Konkrete Details zum Umfang, zu Standorten oder zur operativen Ausgestaltung wurden bislang nicht veröffentlicht.
Strom wird zum Engpassfaktor der KI-Ära
Technologiekonzerne suchen zunehmend nach verlässlichen, CO₂-armen Energiequellen, um ihre wachsenden Rechenzentren rund um die Uhr betreiben zu können. Von den USA bis nach Asien gilt Strom als einer der zentralen Engpassfaktoren für den weiteren Ausbau künstlicher Intelligenz.
Internationale Wettbewerber wie Meta Platforms und Microsoft haben bereits Vereinbarungen mit Nuklear- und Energieunternehmen geschlossen, um sich langfristig saubere Grundlast zu sichern. Kernenergie gilt dabei als besonders attraktiv, da sie unabhängig von Wetterbedingungen konstant Leistung liefert.

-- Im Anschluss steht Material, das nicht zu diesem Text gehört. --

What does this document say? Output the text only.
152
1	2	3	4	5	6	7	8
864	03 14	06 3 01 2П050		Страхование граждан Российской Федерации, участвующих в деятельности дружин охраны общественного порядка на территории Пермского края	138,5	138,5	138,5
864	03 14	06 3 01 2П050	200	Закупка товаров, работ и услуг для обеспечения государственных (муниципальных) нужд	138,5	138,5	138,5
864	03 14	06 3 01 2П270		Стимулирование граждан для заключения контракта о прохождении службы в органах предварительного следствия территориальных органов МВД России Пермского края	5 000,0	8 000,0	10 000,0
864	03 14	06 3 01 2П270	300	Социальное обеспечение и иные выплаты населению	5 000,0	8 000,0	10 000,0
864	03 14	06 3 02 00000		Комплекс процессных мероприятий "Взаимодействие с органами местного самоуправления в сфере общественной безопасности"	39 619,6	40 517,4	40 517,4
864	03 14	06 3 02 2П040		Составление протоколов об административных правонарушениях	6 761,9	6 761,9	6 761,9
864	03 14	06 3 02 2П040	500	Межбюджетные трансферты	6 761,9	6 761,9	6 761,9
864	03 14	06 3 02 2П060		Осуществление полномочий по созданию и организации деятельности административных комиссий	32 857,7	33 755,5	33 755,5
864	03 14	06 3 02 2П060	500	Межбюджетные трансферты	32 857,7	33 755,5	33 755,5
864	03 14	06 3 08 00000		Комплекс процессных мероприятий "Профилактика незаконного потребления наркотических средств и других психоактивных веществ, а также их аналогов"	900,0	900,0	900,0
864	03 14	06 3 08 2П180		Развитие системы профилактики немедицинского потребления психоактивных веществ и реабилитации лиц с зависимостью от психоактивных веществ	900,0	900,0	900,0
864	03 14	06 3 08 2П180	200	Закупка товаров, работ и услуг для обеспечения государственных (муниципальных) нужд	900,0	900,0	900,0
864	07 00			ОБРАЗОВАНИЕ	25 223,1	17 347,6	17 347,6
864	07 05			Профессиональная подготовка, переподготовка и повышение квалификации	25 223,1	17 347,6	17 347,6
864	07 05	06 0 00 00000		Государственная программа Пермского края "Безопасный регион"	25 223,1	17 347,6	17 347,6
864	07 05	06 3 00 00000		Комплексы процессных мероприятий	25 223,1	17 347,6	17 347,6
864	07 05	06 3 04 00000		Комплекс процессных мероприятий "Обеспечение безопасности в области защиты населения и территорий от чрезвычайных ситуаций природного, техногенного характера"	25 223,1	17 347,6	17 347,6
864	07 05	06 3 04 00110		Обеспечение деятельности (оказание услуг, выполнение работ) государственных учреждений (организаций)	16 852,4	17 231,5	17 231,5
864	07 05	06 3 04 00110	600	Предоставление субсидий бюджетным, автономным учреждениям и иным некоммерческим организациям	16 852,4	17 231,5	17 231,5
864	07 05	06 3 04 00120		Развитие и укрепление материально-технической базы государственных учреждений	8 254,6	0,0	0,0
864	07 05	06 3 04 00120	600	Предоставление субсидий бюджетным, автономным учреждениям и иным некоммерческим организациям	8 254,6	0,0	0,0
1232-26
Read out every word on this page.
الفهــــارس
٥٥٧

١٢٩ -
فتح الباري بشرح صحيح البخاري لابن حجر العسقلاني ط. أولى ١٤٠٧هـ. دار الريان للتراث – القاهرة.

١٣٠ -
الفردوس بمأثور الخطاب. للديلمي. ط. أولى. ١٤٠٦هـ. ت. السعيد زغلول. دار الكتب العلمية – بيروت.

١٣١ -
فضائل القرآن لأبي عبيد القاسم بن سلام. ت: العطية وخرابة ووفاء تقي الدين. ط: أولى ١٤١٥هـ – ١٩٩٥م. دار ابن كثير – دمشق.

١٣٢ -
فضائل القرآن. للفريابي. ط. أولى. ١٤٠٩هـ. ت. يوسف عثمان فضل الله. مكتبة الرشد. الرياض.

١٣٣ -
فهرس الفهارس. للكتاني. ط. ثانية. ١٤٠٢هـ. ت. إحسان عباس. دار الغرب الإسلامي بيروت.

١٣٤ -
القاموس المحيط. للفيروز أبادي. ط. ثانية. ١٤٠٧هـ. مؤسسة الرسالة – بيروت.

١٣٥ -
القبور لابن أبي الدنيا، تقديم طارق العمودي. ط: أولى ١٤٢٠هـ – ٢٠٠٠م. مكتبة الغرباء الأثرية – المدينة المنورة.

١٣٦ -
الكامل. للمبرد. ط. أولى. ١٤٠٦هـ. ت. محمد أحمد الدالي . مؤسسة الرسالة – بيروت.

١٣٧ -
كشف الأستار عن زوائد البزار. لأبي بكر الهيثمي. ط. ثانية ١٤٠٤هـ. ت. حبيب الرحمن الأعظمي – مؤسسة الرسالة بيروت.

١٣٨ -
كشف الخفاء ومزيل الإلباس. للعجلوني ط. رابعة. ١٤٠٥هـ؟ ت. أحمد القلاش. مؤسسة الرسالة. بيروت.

Chinas Sonderweg: Atomkraft trifft Erneuerbare
In China verfolgt die Regierung bislang einen etwas anderen Kurs. Die politische Linie setzt stark auf den massiven Ausbau von Solar- und Windkraft, um den steigenden Bedarf von Cloud- und KI-Anwendungen zu decken. Dennoch zeigt die Allianz zwischen Alibaba und dem Atomkonzern, dass auch Kernenergie als strategische Ergänzung an Bedeutung gewinnt.
Milliardeninvestitionen erhöhen den Druck
Alibaba hat angekündigt, über mehrere Jahre hinweg mehr als 53 Milliarden US-Dollar in KI-Entwicklung und Forschung zu investieren. Ein erheblicher Teil dieses Budgets dürfte in den Bau und Betrieb neuer Rechenzentren fließen.
Parallel dazu wächst weltweit die Sorge vor steigenden Strompreisen für Verbraucher. In den USA treibt die Trump-Administration Pläne voran, Technologiekonzerne stärker an der Finanzierung neuer Kraftwerke zu beteiligen, um sowohl den KI-Ausbau zu beschleunigen als auch den Preisdruck im Energiemarkt zu dämpfen.